Apple’s suit claims Qualcomm is demanding 5% of the purchase price of every Apple smartphone for the right to use technology that contributes very little to the overall functionality of the device. As I wrote last month in The Daily Caller, the 5% demand is out of line with FRAND terms and goes far beyond fair compensation. For every $600 iPhone sold, Qualcomm wants a $30 royalty. All this does is increase the cost for consumers and slow adoption. If the owner of a patent on a car rear-window defroster were to demand the same terms, it would amount to $1,000 on every $20,000 auto—a sum that wildly exceeds the value it adds to the vehicle.
The industry, along with Qualcomm’s own shareholders, are fed up with this. For its part, Qualcomm claims there’s nothing to see here—just business as usual. Of the Korea Fair Trade Commission fine, it argued the Korean government “seeks to disrupt established licensing practices that have been accepted by the wireless industry and used by major patent holders for decades.”
This is a poor defense. The wireless industry only accepted Qualcomm’s practices because it had no choice. In trying to justify itself, Qualcomm sounds very much like the line taxi monopolies are taking against Uber.

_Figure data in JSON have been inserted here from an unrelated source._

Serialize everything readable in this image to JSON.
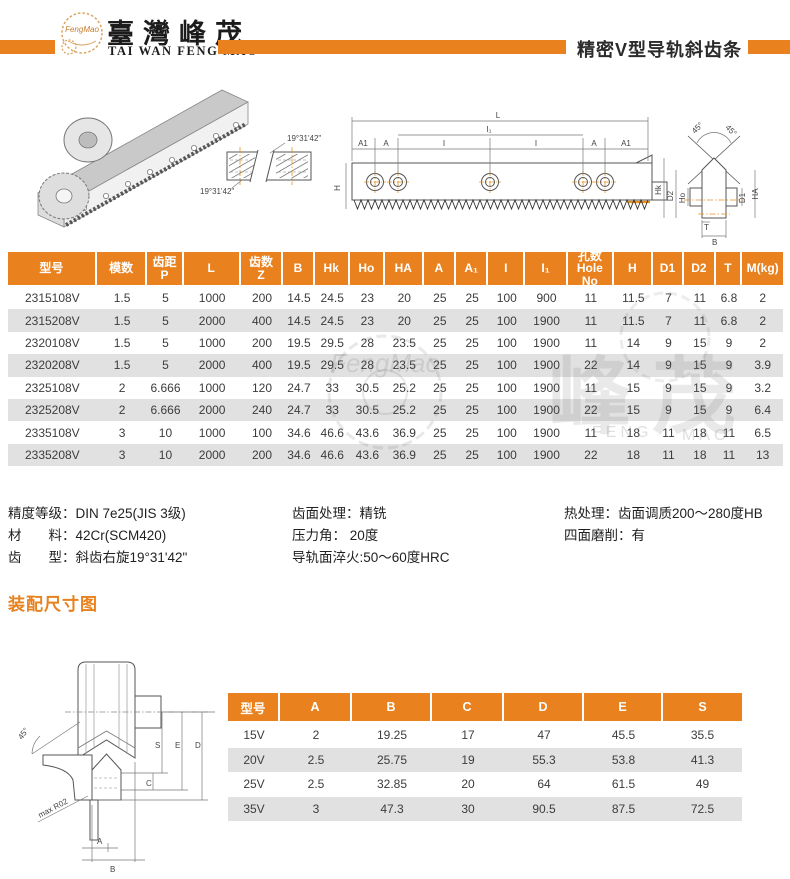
{
  "accent_color": "#E8811E",
  "header": {
    "logo_script": "FengMao",
    "brand_cn": "臺灣峰茂",
    "brand_en": "TAI WAN FENG MAO",
    "page_title": "精密V型导轨斜齿条"
  },
  "drawings": {
    "helix_angle_top": "19°31'42\"",
    "helix_angle_bottom": "19°31'42\"",
    "side_view": {
      "dim_l": "L",
      "dim_l1": "I₁",
      "dim_a1_left": "A1",
      "dim_a_left": "A",
      "dim_i_left": "I",
      "dim_i_right": "I",
      "dim_a_right": "A",
      "dim_a1_right": "A1",
      "dim_h": "H"
    },
    "section": {
      "angle_left": "45°",
      "angle_right": "45°",
      "dim_hk": "Hk",
      "dim_ho": "Ho",
      "dim_d2": "D2",
      "dim_d1": "D1",
      "dim_ha": "HA",
      "dim_t": "T",
      "dim_b": "B"
    },
    "assembly": {
      "angle": "45°",
      "radius_note": "max R02",
      "dim_s": "S",
      "dim_e": "E",
      "dim_d": "D",
      "dim_c": "C",
      "dim_a": "A",
      "dim_b": "B"
    }
  },
  "spec_table": {
    "columns": [
      "型号",
      "模数",
      "齿距\nP",
      "L",
      "齿数\nZ",
      "B",
      "Hk",
      "Ho",
      "HA",
      "A",
      "A₁",
      "I",
      "I₁",
      "孔数\nHole No",
      "H",
      "D1",
      "D2",
      "T",
      "M(kg)"
    ],
    "rows": [
      [
        "2315108V",
        "1.5",
        "5",
        "1000",
        "200",
        "14.5",
        "24.5",
        "23",
        "20",
        "25",
        "25",
        "100",
        "900",
        "11",
        "11.5",
        "7",
        "11",
        "6.8",
        "2"
      ],
      [
        "2315208V",
        "1.5",
        "5",
        "2000",
        "400",
        "14.5",
        "24.5",
        "23",
        "20",
        "25",
        "25",
        "100",
        "1900",
        "11",
        "11.5",
        "7",
        "11",
        "6.8",
        "2"
      ],
      [
        "2320108V",
        "1.5",
        "5",
        "1000",
        "200",
        "19.5",
        "29.5",
        "28",
        "23.5",
        "25",
        "25",
        "100",
        "1900",
        "11",
        "14",
        "9",
        "15",
        "9",
        "2"
      ],
      [
        "2320208V",
        "1.5",
        "5",
        "2000",
        "400",
        "19.5",
        "29.5",
        "28",
        "23.5",
        "25",
        "25",
        "100",
        "1900",
        "22",
        "14",
        "9",
        "15",
        "9",
        "3.9"
      ],
      [
        "2325108V",
        "2",
        "6.666",
        "1000",
        "120",
        "24.7",
        "33",
        "30.5",
        "25.2",
        "25",
        "25",
        "100",
        "1900",
        "11",
        "15",
        "9",
        "15",
        "9",
        "3.2"
      ],
      [
        "2325208V",
        "2",
        "6.666",
        "2000",
        "240",
        "24.7",
        "33",
        "30.5",
        "25.2",
        "25",
        "25",
        "100",
        "1900",
        "22",
        "15",
        "9",
        "15",
        "9",
        "6.4"
      ],
      [
        "2335108V",
        "3",
        "10",
        "1000",
        "100",
        "34.6",
        "46.6",
        "43.6",
        "36.9",
        "25",
        "25",
        "100",
        "1900",
        "11",
        "18",
        "11",
        "18",
        "11",
        "6.5"
      ],
      [
        "2335208V",
        "3",
        "10",
        "2000",
        "200",
        "34.6",
        "46.6",
        "43.6",
        "36.9",
        "25",
        "25",
        "100",
        "1900",
        "22",
        "18",
        "11",
        "18",
        "11",
        "13"
      ]
    ]
  },
  "watermark": {
    "cn": "峰茂",
    "en_left": "FENG",
    "en_right": "MAO",
    "script": "FengMao"
  },
  "notes": {
    "col1": [
      "精度等级：DIN 7e25(JIS 3级)",
      "材　　料：42Cr(SCM420)",
      "齿　　型：斜齿右旋19°31'42\""
    ],
    "col2": [
      "齿面处理：精铣",
      "压力角： 20度",
      "导轨面淬火:50～60度HRC"
    ],
    "col3": [
      "热处理：齿面调质200～280度HB",
      "四面磨削：有"
    ]
  },
  "assembly_section_title": "装配尺寸图",
  "assembly_table": {
    "columns": [
      "型号",
      "A",
      "B",
      "C",
      "D",
      "E",
      "S"
    ],
    "rows": [
      [
        "15V",
        "2",
        "19.25",
        "17",
        "47",
        "45.5",
        "35.5"
      ],
      [
        "20V",
        "2.5",
        "25.75",
        "19",
        "55.3",
        "53.8",
        "41.3"
      ],
      [
        "25V",
        "2.5",
        "32.85",
        "20",
        "64",
        "61.5",
        "49"
      ],
      [
        "35V",
        "3",
        "47.3",
        "30",
        "90.5",
        "87.5",
        "72.5"
      ]
    ]
  }
}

They want local governments to ignore the consumer benefits of ride-sharing and instead stop Uber because it’s “disrupting established practices” accepted by the taxi-using public for decades.
While government intervention and antitrust actions should be taken judiciously, the FTC is correct to act here. In fact, the ever-growing list of court decisions and government sanctions against Qualcomm suggest its action is overdue.
It’s time to put the real facts on the table in a U.S. Court where the “that’s the way we’ve always done it” defense will be exposed.